Fed and EARL
A large German bank recently offered a chartbook worthy for any/all who — like me — are visual learners. In this chartbook is a chart of the Fed and oil which has then become today’s chart of the day. Seeing this email hit obviously made ME think of this
Inflation related cartoons aside, the bank note and chart def makes one pause to consider implications
CoTD: The Fed and Oil... conscious decoupling?
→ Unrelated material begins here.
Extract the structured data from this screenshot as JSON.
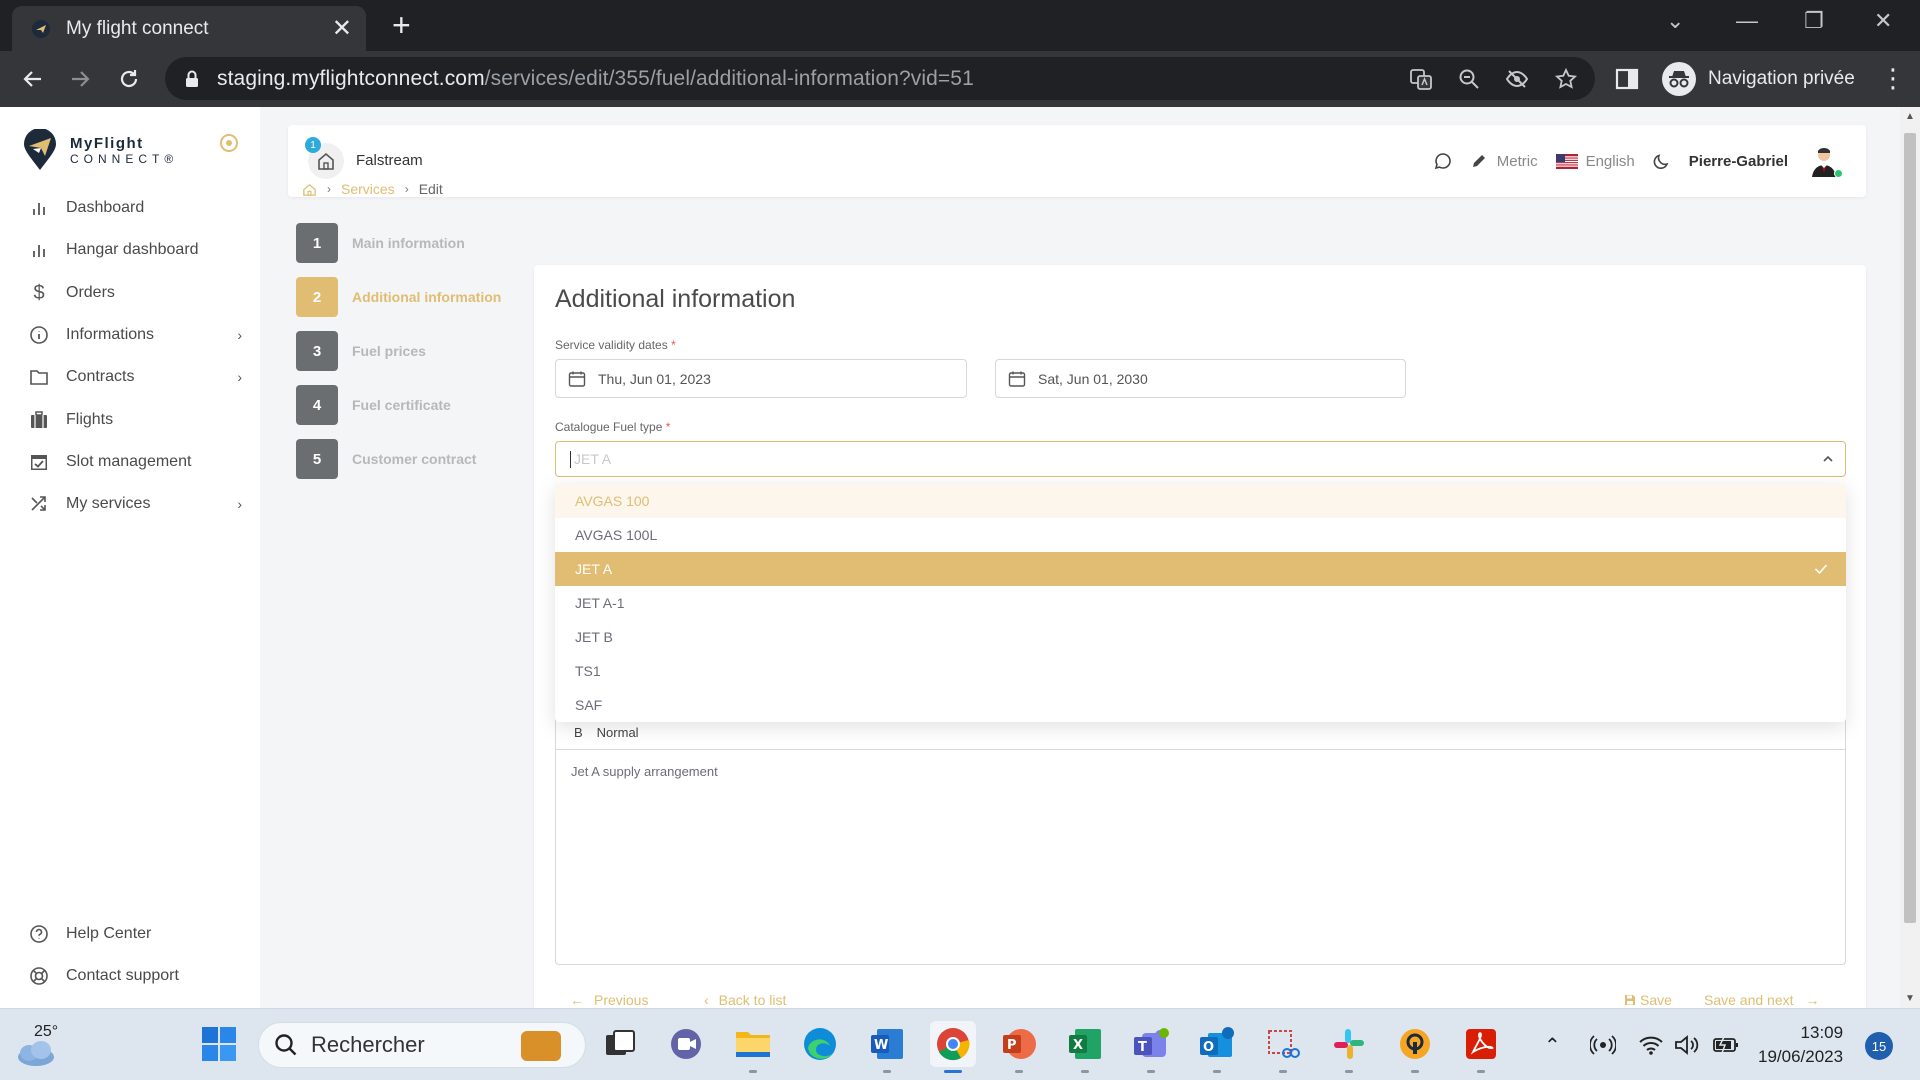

… Today's CoTD from the pack shows that the Fed's hawkishness is already making an impact. US 5yr, 5yr forward inflation expectations are down -27bps YTD and -43bps from 7 years highs back in October. Interestingly this series has tracked oil consistently over the last 10-15 years. Notwithstanding a dip in oil since Wednesday's seven year plus highs, the two are going in opposite directions in 2022. So the market believes the Fed is going to ultimately win the battle of inflation and is ignoring the fact that oil is continuing its strong 2021 with what is one of the best global asset performances so far in 2022 (+13% YTD).
Nothing without consequence and as always, it’s in the way you use the data. A Fed hawkish pivot in JUNE ignited a bond market rally and as shown above, hawkish pivot impact goes beyond nominals. WHO (or which asset class) gonna win this battle is now (and always was) beyond my paygrade.
Nothing without consequence…keep your head on a swivel!